A noter ici, les risques de croissance des inégalités et des injustices, celui d’une réduction de notre capacité de compréhension partagée, de manipulation et surveillance généralisée sont explicités, de même que la concentration de pouvoir au main d’acteurs puissants. Les risques de guerre automatisée également. Mais ce qui est plus remarquable, c’est la description de la manière dont des IA avancées pourraient échapper au contrôle humain et finalement prendre le pouvoir. Ils insistent sur le fait que l’on ne comprend pas vraiment comment les IA avancés fonctionnent (on connaît les mécanismes de base bien sûr, mais le chemin de l’information jusqu’à l’output final n’est pas traçable, pas plus qu’on en sait comment fonctionne un cerveau même si on connaît le fonctionnement des neurones), ce qui explique que certains résultats sont imprévisibles. La seule manière de limiter ces risques, par définition mal connus puisque nouveaux, consiste selon eux à effectuer des campagnes d’essais intensifs, nécessairement longs et coûteux, qui vont alourdir considérablement le coût déjà élevé de l’entrainement des IA.

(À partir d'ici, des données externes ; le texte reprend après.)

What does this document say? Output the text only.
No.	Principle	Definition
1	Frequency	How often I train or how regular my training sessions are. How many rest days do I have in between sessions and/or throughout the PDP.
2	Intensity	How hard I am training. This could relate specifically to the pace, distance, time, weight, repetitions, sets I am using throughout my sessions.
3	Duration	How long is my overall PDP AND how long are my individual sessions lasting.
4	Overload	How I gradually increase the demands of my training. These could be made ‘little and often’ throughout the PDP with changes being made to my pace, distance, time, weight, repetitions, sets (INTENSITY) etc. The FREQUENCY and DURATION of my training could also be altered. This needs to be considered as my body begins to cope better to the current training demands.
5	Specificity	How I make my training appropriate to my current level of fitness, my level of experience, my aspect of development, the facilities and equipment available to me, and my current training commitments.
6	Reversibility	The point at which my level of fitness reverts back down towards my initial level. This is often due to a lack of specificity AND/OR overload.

A Pékin les chercheurs publient à leur tour une déclaration, qui reprend de manière synthétique cette analyse des risques, et définit un certain nombre de lignes rouges à ne pas franchir.

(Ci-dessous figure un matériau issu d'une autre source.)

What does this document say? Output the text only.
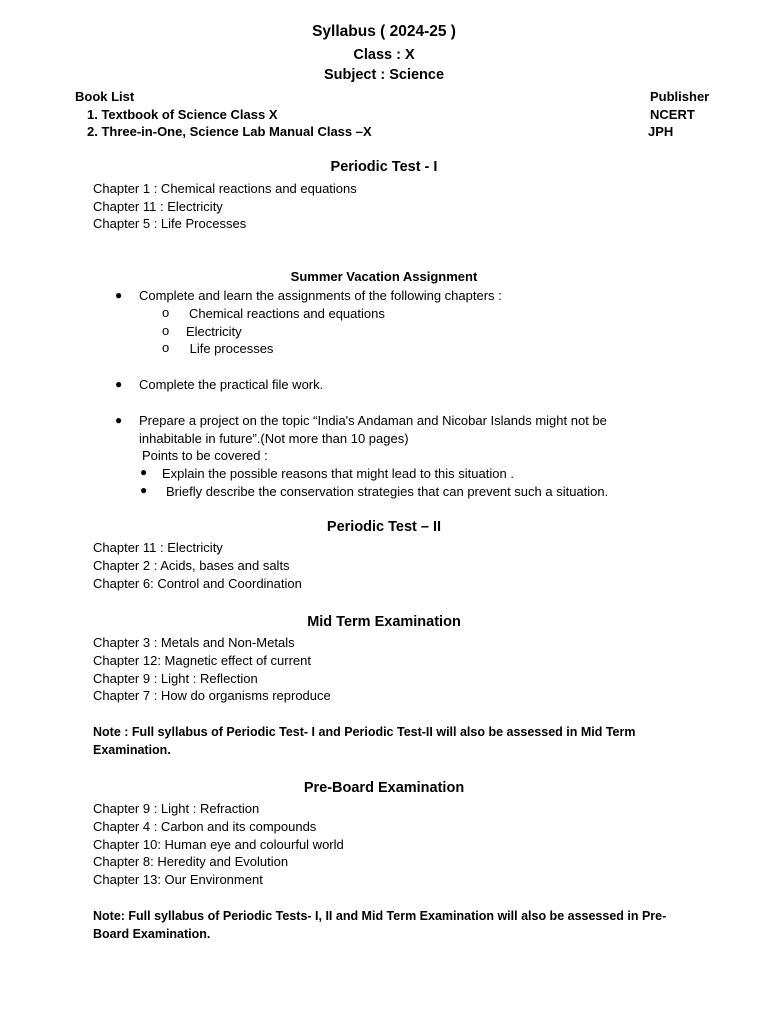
Syllabus ( 2024-25 )
Class : X
Subject : Science
Book List	Publisher
1. Textbook of Science Class X	NCERT
2. Three-in-One, Science Lab Manual Class –X	JPH
Periodic Test - I
Chapter 1 : Chemical reactions and equations
Chapter 11 : Electricity
Chapter 5 : Life Processes
Summer Vacation Assignment
● Complete and learn the assignments of the following chapters :
o Chemical reactions and equations
o Electricity
o Life processes
● Complete the practical file work.
● Prepare a project on the topic “India's Andaman and Nicobar Islands might not be
inhabitable in future”.(Not more than 10 pages)
Points to be covered :
● Explain the possible reasons that might lead to this situation .
● Briefly describe the conservation strategies that can prevent such a situation.
Periodic Test – II
Chapter 11 : Electricity
Chapter 2 : Acids, bases and salts
Chapter 6: Control and Coordination
Mid Term Examination
Chapter 3 : Metals and Non-Metals
Chapter 12: Magnetic effect of current
Chapter 9 : Light : Reflection
Chapter 7 : How do organisms reproduce
Note : Full syllabus of Periodic Test- I and Periodic Test-II will also be assessed in Mid Term
Examination.
Pre-Board Examination
Chapter 9 : Light : Refraction
Chapter 4 : Carbon and its compounds
Chapter 10: Human eye and colourful world
Chapter 8: Heredity and Evolution
Chapter 13: Our Environment
Note: Full syllabus of Periodic Tests- I, II and Mid Term Examination will also be assessed in Pre-
Board Examination.
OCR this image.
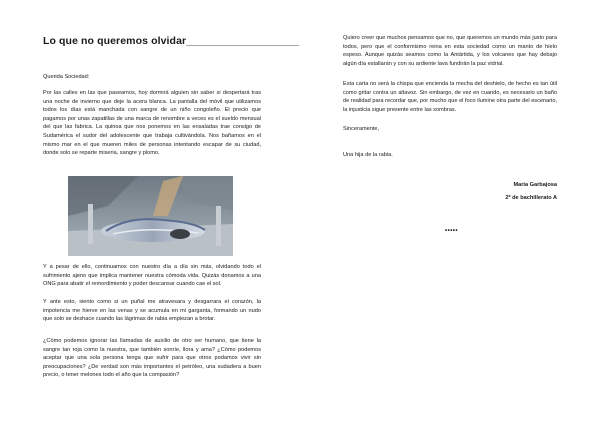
Lo que no queremos olvidar___________________
Querida Sociedad:
Por las calles en las que paseamos, hoy dormirá alguien sin saber si despertará tras una noche de invierno que deje la acera blanca. La pantalla del móvil que utilizamos todos los días está manchada con sangre de un niño congoleño. El precio que pagamos por unas zapatillas de una marca de renombre a veces es el sueldo mensual del que las fabrica. La quinoa que nos ponemos en las ensaladas trae consigo de Sudamérica el sudor del adolescente que trabaja cultivándola. Nos bañamos en el mismo mar en el que mueren miles de personas intentando escapar de su ciudad, donde solo se reparte miseria, sangre y plomo.
Y a pesar de ello, continuamos con nuestro día a día sin más, olvidando todo el sufrimiento ajeno que implica mantener nuestra cómoda vida. Quizás donamos a una ONG para abatir el remordimiento y poder descansar cuando cae el sol.
Y ante esto, siento como si un puñal me atravesara y desgarrara el corazón, la impotencia me hierve en las venas y se acumula en mi garganta, formando un nudo que solo se deshace cuando las lágrimas de rabia empiezan a brotar.
¿Cómo podemos ignorar las llamadas de auxilio de otro ser humano, que tiene la sangre tan roja como la nuestra, que también sonríe, llora y ama? ¿Cómo podemos aceptar que una sola persona tenga que sufrir para que otros podamos vivir sin preocupaciones? ¿De verdad son más importantes el petróleo, una sudadera a buen precio, o tener melones todo el año que la compasión?
Quiero creer que muchos pensamos que no, que queremos un mundo más justo para todos, pero que el conformismo reina en esta sociedad como un manto de hielo espeso. Aunque quizás seamos como la Antártida, y los volcanes que hay debajo algún día estallarán y con su ardiente lava fundirán la paz vidrial.
Esta carta no será la chispa que encienda la mecha del deshielo, de hecho es tan útil como gritar contra un altavoz. Sin embargo, de vez en cuando, es necesario un baño de realidad para recordar que, por mucho que el foco ilumine otra parte del escenario, la injusticia sigue presente entre las sombras.
Sinceramente,
Una hija de la rabia.
María Garbajosa
2º de bachillerato A
•••••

Ils concluent avec des recommandations beaucoup plus ambitieuses :
« Des régimes de gouvernance complets sont nécessaires pour garantir que les lignes rouges ne sont pas franchies par les systèmes développés ou déployés. Nous devrions immédiatement mettre en œuvre l’enregistrement national des modèles d’IA et des cycles d’entraînement lorsqu’ils dépassent certains seuils de calcul ou de capacité. Les régulateurs nationaux devraient adopter des exigences alignées au niveau mondial pour empêcher le franchissement de ces lignes rouges.
Nous devrions prendre des mesures pour empêcher la prolifération des technologies les plus dangereuses tout en garantissant un large accès aux avantages des technologies de l’IA. Pour ce faire, nous devrions mettre en place des institutions et des accords multilatéraux pour régir le développement de l’AGI de manière sûre et inclusive, avec des mécanismes d’application pour s’assurer que les lignes rouges ne sont pas franchies et que les bénéfices sont largement partagés. »

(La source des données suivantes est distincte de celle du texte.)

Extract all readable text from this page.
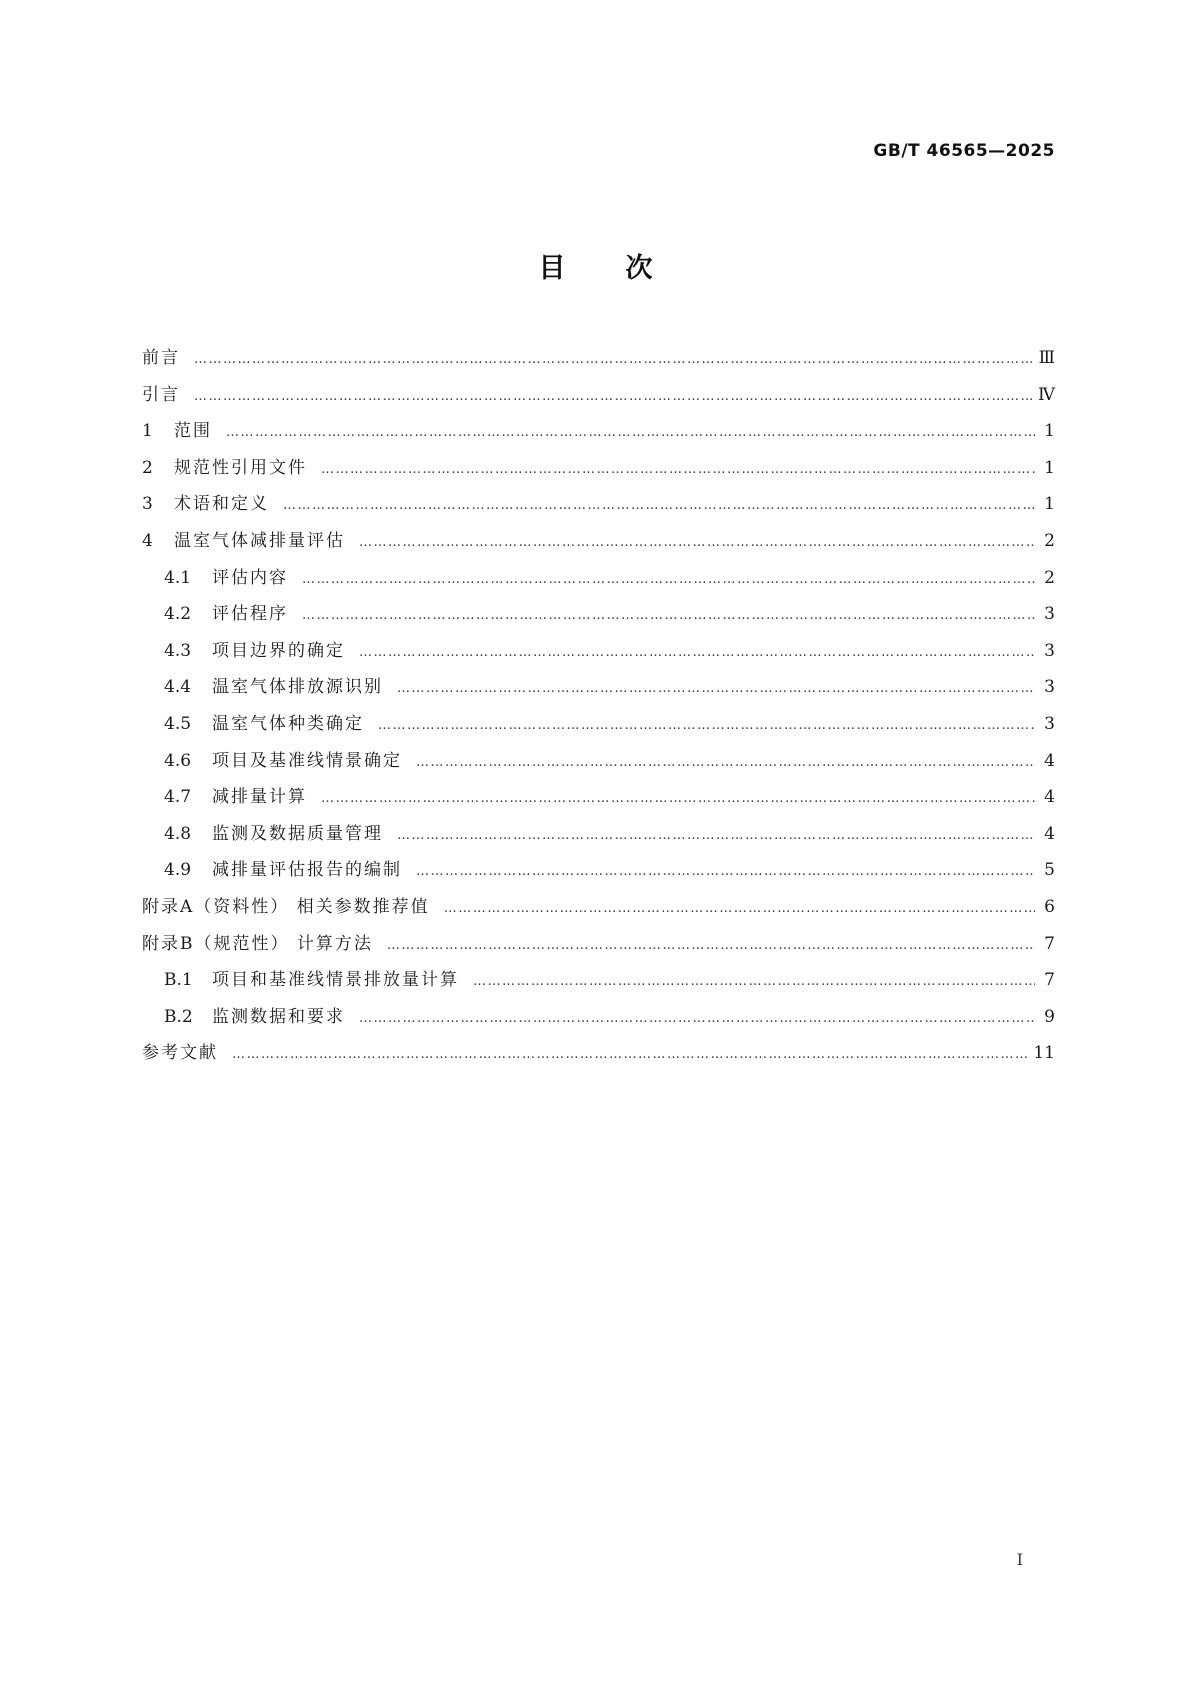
GB/T 46565—2025
目次
前言 …………………………………………………………………………………………………………………………………………………………………………………………………………	Ⅲ
引言 …………………………………………………………………………………………………………………………………………………………………………………………………………	Ⅳ
1	范围 …………………………………………………………………………………………………………………………………………………………………………………………………………	1
2	规范性引用文件 …………………………………………………………………………………………………………………………………………………………………………………………………………	1
3	术语和定义 …………………………………………………………………………………………………………………………………………………………………………………………………………	1
4	温室气体减排量评估 …………………………………………………………………………………………………………………………………………………………………………………………………………	2
4.1	评估内容 …………………………………………………………………………………………………………………………………………………………………………………………………………	2
4.2	评估程序 …………………………………………………………………………………………………………………………………………………………………………………………………………	3
4.3	项目边界的确定 …………………………………………………………………………………………………………………………………………………………………………………………………………	3
4.4	温室气体排放源识别 …………………………………………………………………………………………………………………………………………………………………………………………………………	3
4.5	温室气体种类确定 …………………………………………………………………………………………………………………………………………………………………………………………………………	3
4.6	项目及基准线情景确定 …………………………………………………………………………………………………………………………………………………………………………………………………………	4
4.7	减排量计算 …………………………………………………………………………………………………………………………………………………………………………………………………………	4
4.8	监测及数据质量管理 …………………………………………………………………………………………………………………………………………………………………………………………………………	4
4.9	减排量评估报告的编制 …………………………………………………………………………………………………………………………………………………………………………………………………………	5
附录A（资料性） 相关参数推荐值 …………………………………………………………………………………………………………………………………………………………………………………………………………	6
附录B（规范性） 计算方法 …………………………………………………………………………………………………………………………………………………………………………………………………………	7
B.1	项目和基准线情景排放量计算 …………………………………………………………………………………………………………………………………………………………………………………………………………	7
B.2	监测数据和要求 …………………………………………………………………………………………………………………………………………………………………………………………………………	9
参考文献 …………………………………………………………………………………………………………………………………………………………………………………………………………	11
I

En synthèse, ces chercheurs appellent à un accord international sur la régulation de l’IA, indispensable selon eux pour éviter une course technologique à la fois des acteurs privés et des militaires sans contrôle sérieux.
La déclaration des Nations Unies
Assez logiquement, cet évènement est suivi par une résolution de l’assemblée générale des Nations Unies, le 21 mars visant à établir des règles internationales encadrant les usages de l’intelligence artificielle ix.
Le secrétaire général de l’ONU, Antonio Guterres, a fait de la régulation de l’IA une de ses prioritésx. Il appelle à la création d’une entité onusienne, sur le modèle par exemple de l’Agence internationale de l’énergie atomique (AIEA). Mais cela est loin de faire l’unanimité. Les Etats Unis, en particulier, s’opposent à toute idée de régulation internationale.
La résolution, qui exclut l’IA relevant du domaine militaire, explique « qu’il faut établir des normes permettant de garantir que les systèmes d’intelligence artificielle soient sûrs, sécurisés et dignes de confiance ». Et ce, dans le but de « favoriser plutôt que d’entraver la transformation numérique et l’accès équitable aux avantages que procurent ces systèmes »
Le texte insiste sur les menaces posées par des technologies conçues ou utilisées « à mauvais escient ou avec l’intention de nuire ». Il reconnaît aussi que, sans la mise en place de « garanties », l’IA risque de nuire aux droits humains, de renforcer les préjugés et les discriminations et de mettre en danger la protection des données personnelles.
Le texte demande en conclusion à tous les Etats membres et autres parties prenantes de « s’abstenir ou de cesser de se servir des systèmes d’intelligence artificielle qu’il est impossible d’utiliser dans le respect des droits humains ou qui présentent des risques excessifs pour l’exercice des droits humains ». Mais il ne fait aucune référence à un accord international, et encore moins à la création d’une nouvelle agence onusienne en charge de l’IA. Le fait qu’il exclue les usages militaires de l’IA affaiblit encore sa portée. Il s’agit donc d’un appel aux bonnes volontés, sans aucune force juridique.
L’AI Act européen
Autre texte voté en mars 2024, l’ AI Act Européen, en français le Règlement Européen sur l’Intelligence Artificielle xi. On pourrait se dire que l’Union Européenne peut jouer un rôle positif dans la mise en place de régulation, ne serait-ce que parce qu’elle ne fait pas partie du peloton de tête en matière d’IA – loin s’en faut – et donc qu’elle a plus intérêt que les USA ou la Chine à réguler l’IA. Rien ne garantit évidemment qu’elle ait la moindre influence sur la complexe militaro -technologique des Etats-Unis et de la Chine, mais au moins on pourrait espérer qu’elle montre la voie, comme elle l’a fait avec le RGPD.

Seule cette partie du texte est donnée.